The simulation is "mesmerizing" or "eerie" or "slow, beautiful and unsettling," depending on which headline you ask.

It's also a way for its creators to raise money for a video game they hope to make - one that, like the real-time video, they hope will be read as a respectful tribute. "This game will allow the player to see this heroism first hand and will stand as a testament to the bravery and self-sacrifice of that fateful night," the game's developers explain in their promotional material.

In the final version of this project, the strange silence of much of the simulation that went viral last week will give way to a murder mystery, layered on top of the real-life tragedy of the Titanic. Although the game has no timeline for release, its creators hope it will be available in VR on Oculus Rift, "to make this game as mind-blowing as possible."

Not all simulated tragedies are ones that the Internet accepts, in the way it has the Titanic video. Last fall, a group of French college students made the ill-advised [8:46] for VR, a simulation of the Sept. 11, 2001, attacks. The player experienced the attacks from the perspective of someone inside the North Tower; its creators told reporters that they wanted to "remind that 9/11 was, for the victims, first and foremost a workday like every other workday." They drew heavily from journalistic re-creations of the attacks, and interviewed a survivor, they said.

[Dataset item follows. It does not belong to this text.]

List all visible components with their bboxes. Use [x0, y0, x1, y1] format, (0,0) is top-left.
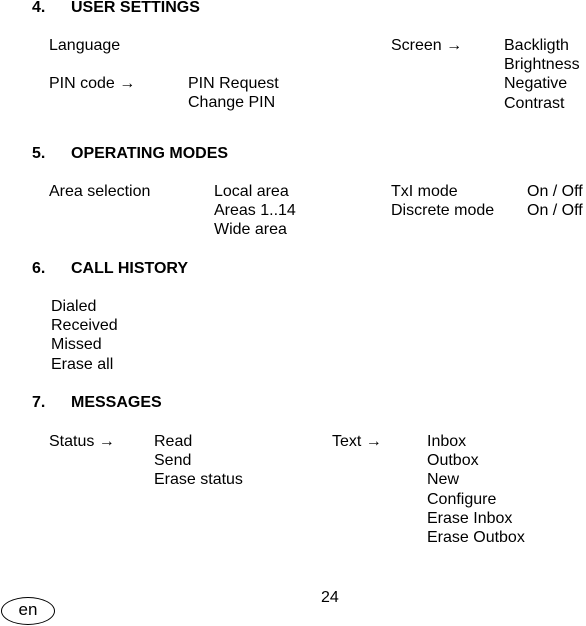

The headlines for [8:46] used very different words: "Horrifying and distasteful." With the exception of the trailer and play-through videos still available on YouTube, it looks like, at this point, the 9/11 simulator has been shamed off of most of its original Internet footprint.

Despite these very different reactions, the two attempts at simulation have things in common: Both creators made games based on tragedies that resulted in massive loss of life. And both have said that their simulations were heavily researched, and are experiences intended to honor the victims of these events, to allow the people who didn't experience them to understand them better.

As journalist Ava Kofman pointed out in a recent presentation at Theorizing the Web in New York, there's been a trend toward calling VR an "empathy machine," a label that Kofman then questions. Some are taking VR's perceived potential for empathy and running with it: A growing group of developers has created simulations of harrowing experiences, like sexual assault or the refugee crisis, with the intention of triggering empathy in the player - even if the reality of what's going on is more complicated.

[8:46] might be a stark recent example of how the "empathy machine" can go wrong; the viral success of the Titanic simulation, which isn't even in VR yet, is a good example of why developers may believe it will work.

It's worth noting that although viral tragedy simulations, driven into the public eye either by outrage or awe, are definitely a virtual reality right now, they're not a problem the Internet created.

Stereographs - or image pairs that, when viewed together, created a 3-D effect - were popular in the late 19th and early 20th century. It was relatively affordable, and became a well-known source of entertainment. An 1859 Atlantic article, marveling at stereographs, asserted that "by this instrument that effect is so heightened as to produce an appearance of reality which cheats the senses with its seeming truth."

But as is happening with simulations today, the stereograph wasn't just used for light entertainment and travel photos. The Library of Congress's archives also contain stereographs of disasters, like the 1906 earthquake in San Francisco.